Ahora ella nos mira..., pero de lejos..., como si no estuviéramos en su habitación... El señor Stangerson rompe el silencio. El señor Stangerson declara que, de ahora en adelante, no abandonará los aposentos de su hija. Ella quiere oponerse, en vano, a esa determinada voluntad. El señor Stangerson está decidido. Se instalará ahí desde esta misma noche, dice. Luego de lo cual, preocupado únicamente por la salud de su hija, le reprocha haberse levantado... Después, de pronto, le habla como a una niña..., le sonríe..., ya no sabe muy bien lo que dice ni lo que hace... El ilustre profesor pierde la cabeza... Repite palabras sin sentido, que expresan el estado de confusión de su mente... El nuestro no es mucho menor. Entonces, la señorita Stangerson dice estas simples palabras con voz quejumbrosa: "¡Padre! ¡Padre!", y este prorrumpe en llanto. El tío Jacques se suena la nariz y hasta Frédéric Larsan se ve obligado a volverse para ocultar su emoción. Yo no puedo más... Ya no pienso, ya no siento, soy como una planta. Me avergüenzo de mí mismo.

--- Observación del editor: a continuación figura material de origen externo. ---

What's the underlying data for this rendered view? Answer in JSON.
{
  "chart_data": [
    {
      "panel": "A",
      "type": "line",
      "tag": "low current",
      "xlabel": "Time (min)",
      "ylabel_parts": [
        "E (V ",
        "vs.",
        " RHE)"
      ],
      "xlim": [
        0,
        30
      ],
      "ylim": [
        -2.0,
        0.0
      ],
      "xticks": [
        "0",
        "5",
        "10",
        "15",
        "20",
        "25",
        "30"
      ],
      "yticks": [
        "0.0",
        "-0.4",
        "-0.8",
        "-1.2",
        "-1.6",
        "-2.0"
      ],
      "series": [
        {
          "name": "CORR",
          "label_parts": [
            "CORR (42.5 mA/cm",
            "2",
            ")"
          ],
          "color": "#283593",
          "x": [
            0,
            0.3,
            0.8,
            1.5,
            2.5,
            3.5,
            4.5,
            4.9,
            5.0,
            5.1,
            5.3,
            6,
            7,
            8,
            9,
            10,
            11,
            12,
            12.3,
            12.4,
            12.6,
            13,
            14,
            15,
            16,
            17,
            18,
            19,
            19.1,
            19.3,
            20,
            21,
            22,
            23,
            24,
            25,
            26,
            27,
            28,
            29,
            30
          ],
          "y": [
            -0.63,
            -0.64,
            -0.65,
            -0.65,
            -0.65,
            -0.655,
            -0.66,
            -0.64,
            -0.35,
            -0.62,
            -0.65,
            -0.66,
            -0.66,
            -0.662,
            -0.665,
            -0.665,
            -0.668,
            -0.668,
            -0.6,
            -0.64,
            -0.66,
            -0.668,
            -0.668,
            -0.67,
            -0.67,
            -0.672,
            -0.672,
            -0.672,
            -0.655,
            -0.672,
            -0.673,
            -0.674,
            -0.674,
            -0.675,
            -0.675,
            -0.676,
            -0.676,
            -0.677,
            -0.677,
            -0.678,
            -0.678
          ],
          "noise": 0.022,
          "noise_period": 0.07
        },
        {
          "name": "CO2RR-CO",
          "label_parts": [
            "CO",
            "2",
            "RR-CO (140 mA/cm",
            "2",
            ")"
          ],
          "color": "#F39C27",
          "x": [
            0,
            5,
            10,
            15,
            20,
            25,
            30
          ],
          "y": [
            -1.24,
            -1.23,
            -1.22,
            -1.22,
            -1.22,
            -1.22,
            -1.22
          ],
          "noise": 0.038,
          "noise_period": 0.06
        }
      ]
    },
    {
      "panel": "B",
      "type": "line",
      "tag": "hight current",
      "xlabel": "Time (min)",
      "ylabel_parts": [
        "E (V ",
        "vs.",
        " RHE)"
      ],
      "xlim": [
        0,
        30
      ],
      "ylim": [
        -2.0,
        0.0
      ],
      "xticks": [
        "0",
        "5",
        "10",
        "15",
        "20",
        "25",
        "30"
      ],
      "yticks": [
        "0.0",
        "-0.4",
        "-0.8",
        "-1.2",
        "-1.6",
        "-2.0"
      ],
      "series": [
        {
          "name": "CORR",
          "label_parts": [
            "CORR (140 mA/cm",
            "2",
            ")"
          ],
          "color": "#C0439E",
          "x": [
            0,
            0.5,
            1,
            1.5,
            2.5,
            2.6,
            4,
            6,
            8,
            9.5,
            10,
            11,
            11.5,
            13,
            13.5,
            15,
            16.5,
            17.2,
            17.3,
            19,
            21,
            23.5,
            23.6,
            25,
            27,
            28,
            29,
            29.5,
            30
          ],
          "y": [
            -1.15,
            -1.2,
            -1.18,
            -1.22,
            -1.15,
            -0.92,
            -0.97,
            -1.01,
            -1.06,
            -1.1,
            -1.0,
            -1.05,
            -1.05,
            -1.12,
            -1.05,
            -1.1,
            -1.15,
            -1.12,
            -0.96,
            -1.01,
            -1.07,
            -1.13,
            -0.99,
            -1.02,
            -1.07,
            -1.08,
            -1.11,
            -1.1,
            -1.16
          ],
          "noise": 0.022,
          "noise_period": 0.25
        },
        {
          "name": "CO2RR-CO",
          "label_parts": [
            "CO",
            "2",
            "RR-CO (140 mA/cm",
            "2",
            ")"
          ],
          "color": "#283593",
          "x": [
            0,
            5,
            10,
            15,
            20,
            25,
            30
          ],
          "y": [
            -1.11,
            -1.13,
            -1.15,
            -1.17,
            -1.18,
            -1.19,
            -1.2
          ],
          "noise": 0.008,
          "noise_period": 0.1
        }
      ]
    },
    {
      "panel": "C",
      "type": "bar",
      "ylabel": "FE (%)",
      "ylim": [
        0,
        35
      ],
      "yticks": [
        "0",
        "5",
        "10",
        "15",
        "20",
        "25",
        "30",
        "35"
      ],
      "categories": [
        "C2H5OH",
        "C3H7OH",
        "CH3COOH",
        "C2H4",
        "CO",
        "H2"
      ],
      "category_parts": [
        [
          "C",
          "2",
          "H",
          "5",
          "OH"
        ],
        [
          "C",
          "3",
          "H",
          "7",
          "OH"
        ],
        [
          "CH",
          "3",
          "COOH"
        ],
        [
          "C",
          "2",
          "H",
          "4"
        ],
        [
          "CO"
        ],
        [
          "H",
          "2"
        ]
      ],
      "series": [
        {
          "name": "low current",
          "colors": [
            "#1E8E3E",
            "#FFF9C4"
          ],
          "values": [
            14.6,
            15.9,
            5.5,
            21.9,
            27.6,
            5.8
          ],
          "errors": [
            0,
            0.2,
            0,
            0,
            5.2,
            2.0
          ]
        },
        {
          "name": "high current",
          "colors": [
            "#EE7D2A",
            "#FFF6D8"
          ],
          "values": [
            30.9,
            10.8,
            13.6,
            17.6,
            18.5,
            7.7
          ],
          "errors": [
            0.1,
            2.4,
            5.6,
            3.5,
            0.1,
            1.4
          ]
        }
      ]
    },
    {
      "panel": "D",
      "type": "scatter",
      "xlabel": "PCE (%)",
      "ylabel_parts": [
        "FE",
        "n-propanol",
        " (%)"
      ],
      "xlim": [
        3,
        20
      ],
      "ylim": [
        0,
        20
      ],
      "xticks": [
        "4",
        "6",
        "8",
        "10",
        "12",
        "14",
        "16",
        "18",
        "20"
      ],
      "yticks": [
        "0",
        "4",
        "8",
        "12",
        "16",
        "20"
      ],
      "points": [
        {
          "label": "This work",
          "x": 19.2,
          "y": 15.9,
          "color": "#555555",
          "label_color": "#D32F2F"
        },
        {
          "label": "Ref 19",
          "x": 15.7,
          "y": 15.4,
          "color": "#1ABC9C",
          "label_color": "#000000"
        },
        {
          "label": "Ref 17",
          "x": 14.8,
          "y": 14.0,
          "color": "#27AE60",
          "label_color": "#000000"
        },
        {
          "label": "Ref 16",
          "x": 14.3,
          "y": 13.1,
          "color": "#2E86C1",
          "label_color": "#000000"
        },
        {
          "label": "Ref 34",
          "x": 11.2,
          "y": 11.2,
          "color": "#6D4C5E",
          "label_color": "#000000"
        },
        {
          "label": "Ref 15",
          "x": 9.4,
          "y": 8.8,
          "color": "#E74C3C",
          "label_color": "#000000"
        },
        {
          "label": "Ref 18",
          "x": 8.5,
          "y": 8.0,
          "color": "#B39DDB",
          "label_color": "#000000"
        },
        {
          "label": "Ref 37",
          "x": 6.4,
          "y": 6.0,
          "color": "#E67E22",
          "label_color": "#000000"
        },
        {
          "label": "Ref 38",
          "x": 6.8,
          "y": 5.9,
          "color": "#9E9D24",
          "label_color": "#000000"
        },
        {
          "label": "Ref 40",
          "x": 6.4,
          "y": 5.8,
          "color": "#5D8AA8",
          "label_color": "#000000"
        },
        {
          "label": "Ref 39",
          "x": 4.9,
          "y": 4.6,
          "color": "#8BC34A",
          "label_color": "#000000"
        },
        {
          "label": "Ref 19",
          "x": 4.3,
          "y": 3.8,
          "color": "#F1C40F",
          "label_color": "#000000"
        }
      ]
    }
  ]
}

Es la primera vez que Frédéric Larsan se encuentra, como yo, ante la señorita Stangerson, desde el atentado del "cuarto amarillo". Al igual que yo, había insistido para poder interrogar a la desgraciada, pero sin mayor suerte. Tanto a él como a mí, siempre se nos daba la misma respuesta: la señorita Stangerson estaba demasiado débil para recibirnos, los interrogatorios del juez de instrucción ya la cansaban lo suficiente, etc. Había en ello una evidente mala voluntad respecto de ayudarnos en nuestras pesquisas que a mí, personalmente, no me sorprendía, pero que seguía desconcertando a Frédéric Larsan. Es verdad que Frédéric Larsan y yo tenemos una concepción del crimen completamente distinta...

Ellos lloran... Y me vuelvo a sorprender repitiendo, en el fondo de mi ser: ¡Salvarla!... ¡Salvarla a su pesar! ¡Salvarla sin comprometerla! ¡Salvarla sin que él hable! ¿Quién es él? Él, el asesino... ¡Atraparlo y cerrarle la boca!... Pero el señor Darzac lo ha dado a entender: "¡Para cerrarle la boca hay que matarlo!". Conclusión lógica de las frases que se le escaparon al señor Darzac. ¿Tengo derecho a matar al asesino de la señorita Stangerson? ¡No!... Pero que no me presente la oportunidad de hacerlo. ¡Ya veremos si es realmente de carne y hueso! ¡Ya veremos su cadáver, ya que no se puede atrapar a su cuerpo viviente!